Cet attachement excessif aux Bomba amena même Mgr Dupont à se croire à un certain moment, leur véritable souverain et à se comporter comme tel. Un des principaux chefs bemba, Mwamba, avait, avant de mourir, demandé au vicaire apostolique de veiller sur ses femmes et ses enfants après sa mort. Il était fréquent, en effet, que la mort d’un chef provoquât des troubles graves dans la famille du défunt. La présence des missionnaires contribua à maintenir la paix dans la résidence du chef, et ceci provoqua chez les Bomba une grande estime pour les missionnaires. Mgr Dupont fut tellement satisfait de son action, et vivait dans un tel climat d’exaltation qu’il crut à la lettre les gens qui l’appelaient leur véritable chef. Il se représentait être devenu « roi des Bemba ». Ce fut l’origine de la légende tenace de l’ « évêque roi des brigands », légende, dont la presse missionnaire de l’époque sut exploiter à fond le côté sensationnel.

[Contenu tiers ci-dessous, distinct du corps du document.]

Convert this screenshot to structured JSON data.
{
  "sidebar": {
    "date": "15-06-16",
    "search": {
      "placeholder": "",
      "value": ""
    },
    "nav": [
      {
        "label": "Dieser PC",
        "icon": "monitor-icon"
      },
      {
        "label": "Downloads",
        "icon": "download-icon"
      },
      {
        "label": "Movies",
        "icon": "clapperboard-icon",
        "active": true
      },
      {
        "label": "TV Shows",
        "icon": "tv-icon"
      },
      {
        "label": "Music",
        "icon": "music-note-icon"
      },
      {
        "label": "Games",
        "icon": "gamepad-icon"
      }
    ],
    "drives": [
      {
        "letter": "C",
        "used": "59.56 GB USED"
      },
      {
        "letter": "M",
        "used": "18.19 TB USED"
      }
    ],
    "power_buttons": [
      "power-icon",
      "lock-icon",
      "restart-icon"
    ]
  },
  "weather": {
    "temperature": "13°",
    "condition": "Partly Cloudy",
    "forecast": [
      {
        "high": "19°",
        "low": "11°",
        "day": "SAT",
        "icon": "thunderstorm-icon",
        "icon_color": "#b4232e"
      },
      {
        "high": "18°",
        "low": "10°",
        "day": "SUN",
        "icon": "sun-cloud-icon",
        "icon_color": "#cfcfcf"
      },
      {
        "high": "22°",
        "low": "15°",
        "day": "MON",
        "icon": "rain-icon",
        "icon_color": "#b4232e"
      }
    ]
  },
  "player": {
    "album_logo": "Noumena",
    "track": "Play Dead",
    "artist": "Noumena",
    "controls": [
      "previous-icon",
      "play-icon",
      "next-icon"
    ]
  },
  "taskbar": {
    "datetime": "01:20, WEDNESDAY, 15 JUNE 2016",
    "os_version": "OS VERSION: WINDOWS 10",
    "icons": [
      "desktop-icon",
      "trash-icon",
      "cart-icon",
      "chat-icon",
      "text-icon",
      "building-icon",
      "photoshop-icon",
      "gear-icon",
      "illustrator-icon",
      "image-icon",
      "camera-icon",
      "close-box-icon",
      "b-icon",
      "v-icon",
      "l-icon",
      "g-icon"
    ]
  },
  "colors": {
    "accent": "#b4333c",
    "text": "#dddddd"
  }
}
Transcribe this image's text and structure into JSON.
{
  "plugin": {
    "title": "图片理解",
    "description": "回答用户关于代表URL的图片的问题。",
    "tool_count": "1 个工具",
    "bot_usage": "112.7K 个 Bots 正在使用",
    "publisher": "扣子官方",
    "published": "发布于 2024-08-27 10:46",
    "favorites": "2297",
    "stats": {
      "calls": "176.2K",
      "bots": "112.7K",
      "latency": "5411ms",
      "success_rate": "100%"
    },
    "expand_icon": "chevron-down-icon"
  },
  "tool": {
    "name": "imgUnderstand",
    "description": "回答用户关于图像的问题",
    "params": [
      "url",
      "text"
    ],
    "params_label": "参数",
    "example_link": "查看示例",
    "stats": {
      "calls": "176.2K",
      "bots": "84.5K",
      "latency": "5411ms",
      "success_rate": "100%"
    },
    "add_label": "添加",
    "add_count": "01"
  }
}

Les autorités de la British South Africa Company furent moins enchantées de la tournure de ces événements. Ils n’apprécièrent guère le comportement équivoque de Mgr Dupont. « It produced palpitations in the hearts of the administration » écrit Jan Linden.

N’allait-on pas vers la création d’un état catholique et français dans ce territoire britannique? Maison-Carrée fut alertée et décida d’envoyer sur les lieux le père Guillemé comme visiteur extraordinaire. Celui-ci arriva à Kayambi, le 29 juillet 1899, exactement un mois après l’investiture du successeur réel de Mwamba, en présence du gouverneur britannique, Sir Codrington.  Après enquête, le P. Guillemé pouvait écrire à ses supérieurs :

« une chose qui va vous étonner, c’est que Mwamba n’a point donné son pays, ni fait Mgr Dupont son héritier comme il le croit ; il lui a bien dit de veiller sur ses femmes et ses enfants après sa mort mais c’est tout, de là à être successeur, il y a loin. Si comme Mgr le croit, Mwamba l’avait désigné comme successeur, ce fait devrait être noté dans son diaire écrit au jour le jour, or, cela ne se lit nulle part. Ce n’est que quelques temps après la mort du chef que voyant les gens l’appeler leur chef, les femmes leur mari, qu’il a cru avoir droit à la succession. De là les ennuis que vous connaissez avec les Anglais. D’après tous les missionnaires, si la mission était restée dans son rôle, ces misères n’auraient pas eu lieu ».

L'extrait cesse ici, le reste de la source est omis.